The reason is mathematical, and is exactly the same reason that 1/3 is cannot be exactly represented in a finite-length decimal representation. For example with 20 decimal digits, 1/3 --> 0.33333333333333333333 and multiply that by 3 you get 0.99999999999999999999 not exactly 1. It would not matter whether you used 10 decimal digits or 10000 decimal digits, 1/3 exactly cannot be represented with a finite number of decimal fraction digits. 1/7 also cannot be exactly represented in finite decimal fraction, nor 1/9 or 1/11 or 1/13 or 1/14 or 1/15 ...

Likewise, there are a lot of fractions that cannot be exactly represented in any finite-length binary fraction, not even if you used 10000 binary fraction digits.

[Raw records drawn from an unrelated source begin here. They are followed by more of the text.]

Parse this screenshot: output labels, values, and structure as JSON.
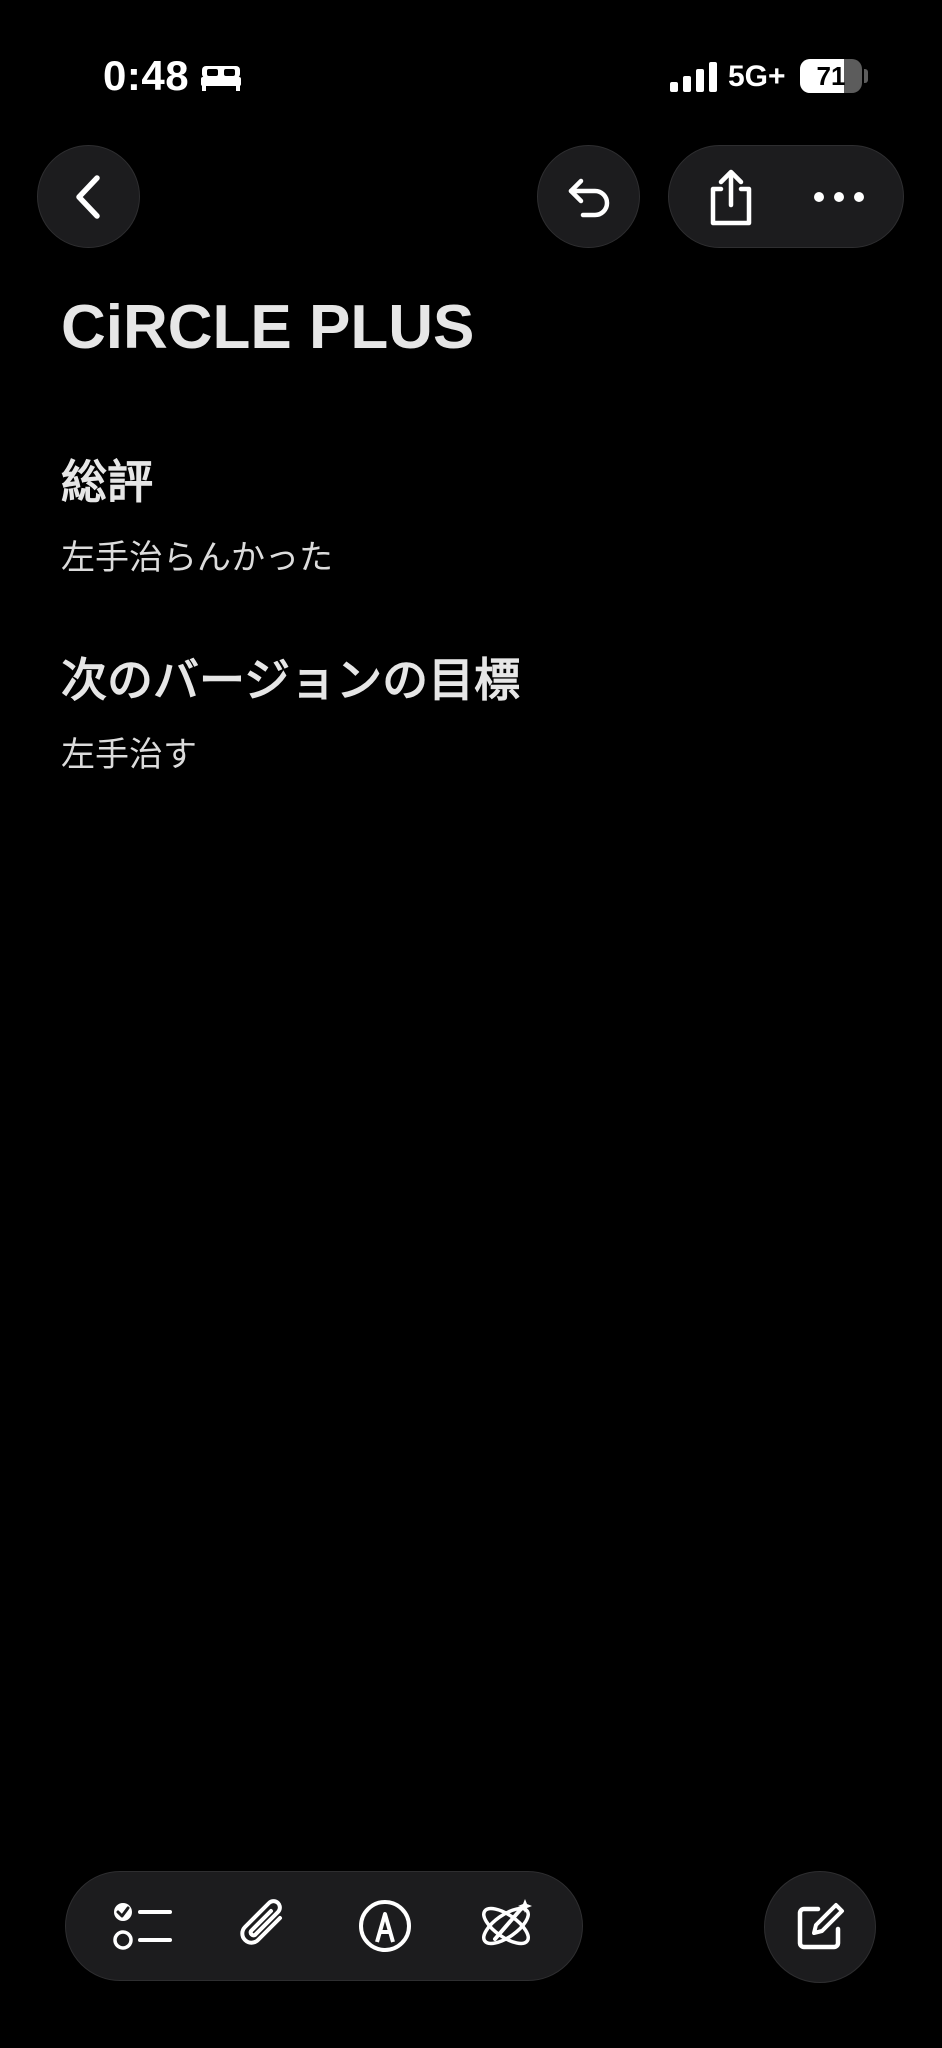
{
  "status_bar": {
    "time": "0:48",
    "network": "5G+",
    "battery_level": 71,
    "battery_text": "71",
    "icons": [
      "bed-icon",
      "signal-icon",
      "battery-icon"
    ]
  },
  "nav": {
    "icons": [
      "chevron-left-icon",
      "undo-icon",
      "share-icon",
      "ellipsis-icon"
    ]
  },
  "note": {
    "title": "CiRCLE PLUS",
    "sections": [
      {
        "heading": "総評",
        "body": "左手治らんかった"
      },
      {
        "heading": "次のバージョンの目標",
        "body": "左手治す"
      }
    ]
  },
  "toolbar": {
    "icons": [
      "checklist-icon",
      "paperclip-icon",
      "markup-pen-icon",
      "writing-tools-icon",
      "compose-icon"
    ]
  },
  "colors": {
    "background": "#000000",
    "button_fill": "#1c1c1e",
    "text": "#e6e6e6"
  }
}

For any integer base M, 1/(M+1) cannot be exactly represented in any finite number of fraction digits of the base -- if you were to use base 60 numbers then 1/61 would not be exactly representable in any finite number of base-60 fraction digits.

MATLAB uses hardware standard IEEE 754 Binary Double Precision Floating Point -- it relies on your floating point hardware in your CPU, and so is doing exactly as well as your hardware floating point supports.

Different programming languages might postpone the problem by using larger numbers of binary digits. That typically requires implementing the floating point in hardware. Some Intel chips and some AMD chips support extended precision (80 bit) floating point in hardware, but that has some oddities.